I will now demonstrate how MoMA can be used to harvest the benefits of formal modeling by invoking these analysis tools. To check a property, we first need to obtain a checker. Here we use Storm and the models toolset. The respective GetChecker functions will try their best to also download and install the respective tools if they are not present.
This enables a quick start especially for beginners. After obtaining instances of the respective model checkers, we define the properties we want to check. In this case, we want to check the maximum probability for winning the game which is captured by the following property.
Again, MoMA has our back by providing the convenience function prop which allows us to define properties with a concise syntax. We also use the function hasOne we defined earlier for our model. Invoking the different model checkers is done by calling the check method with the automaton network and a dictionary of properties we like to check.

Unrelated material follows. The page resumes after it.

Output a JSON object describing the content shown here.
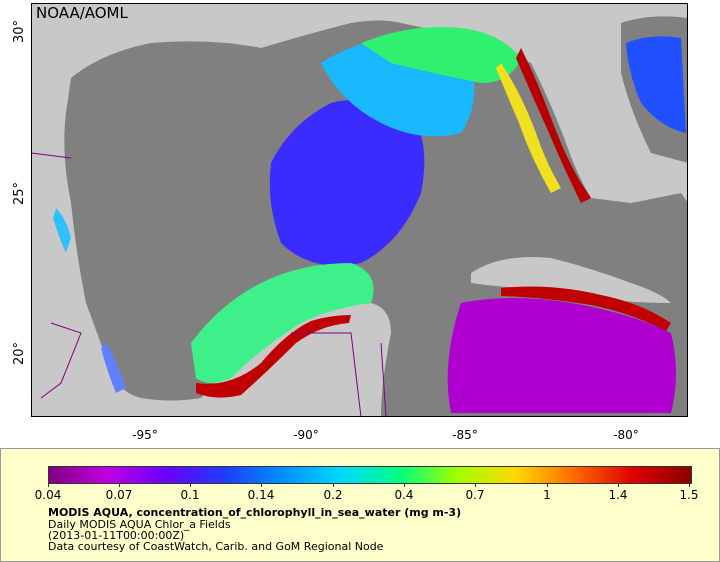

In this case, we collect the results for each of the model checkers in a dictionary and then print them to the console. Executing the script will provide us with the probability of winning under the assumption of playing optimally.
In this case, this probability is roughly 0.95. As you have seen, MoMA supports you throughout the whole process from model construction to analysis. It provides an easy-to-use, concise API for constructing models programmatically based on domain-specific scenario descriptions.
It allows you to validate the model by rapid prototyping of an interactive simulation and it also provides unified interfaces to analysis tools. MoMA makes use of Python's optional type hints, hence you can type check your code and get good autocompletion support in most IDEs. MoMA's state-space exploration engine is written in Rust and hence sufficiently fast even for large models.
It supports both discrete-time and continuous-time models. MoMA is open-source and available on GitHub. It supports all three major platforms, Linux, Windows and MacOS. To install in MoMA you can either use pip or a tool for dependency management such as pipenv or poetry.
For a fully reproducible environment I would recommend using pipenv, which pins the dependencies. This makes shipping an artifact or collaborating much easier. As MoMA is written in Python, you have the whole ecosystem of Python right at your fingertips.
In particular this includes Jupyter, a tool developed by the data science community to create reproducible computational workflows. Jupyter enables literate programming and allows you to share your work with the community in the form of interactive notebooks. Furthermore, to document your models and other code you can use Jupyter together with things.
To get an idea how this might look like, let's have a look at MoMA's documentation which combines Jupyter cells with documentation. MoMA's documentation comprises a user guide and an API reference. In the user guide you find the same example revolving around the jump and run game I just presented.
As you can see, we mix code and documentation and this code gets actually executed when the documentation is built. To this end we make use of Jupyter. You can also easily embed links, documenting functions and classes.
For instance, by clicking on context we get to the documentation of the modeling context class. Let me wrap up this video with a short summary. I have demonstrated how MoMA supports you throughout the whole process from model construction to analysis. I have shown how MoMA enables the programmatic construction of formal models based on domain-specific scenario descriptions,
how MoMA's explicit state-space exploration engine can be used to rapidly prototype an interactive simulation, and what MoMA provides to invoke and external tools. With MoMA you get an integrated and intuitive experience to achieve your goals with formal models.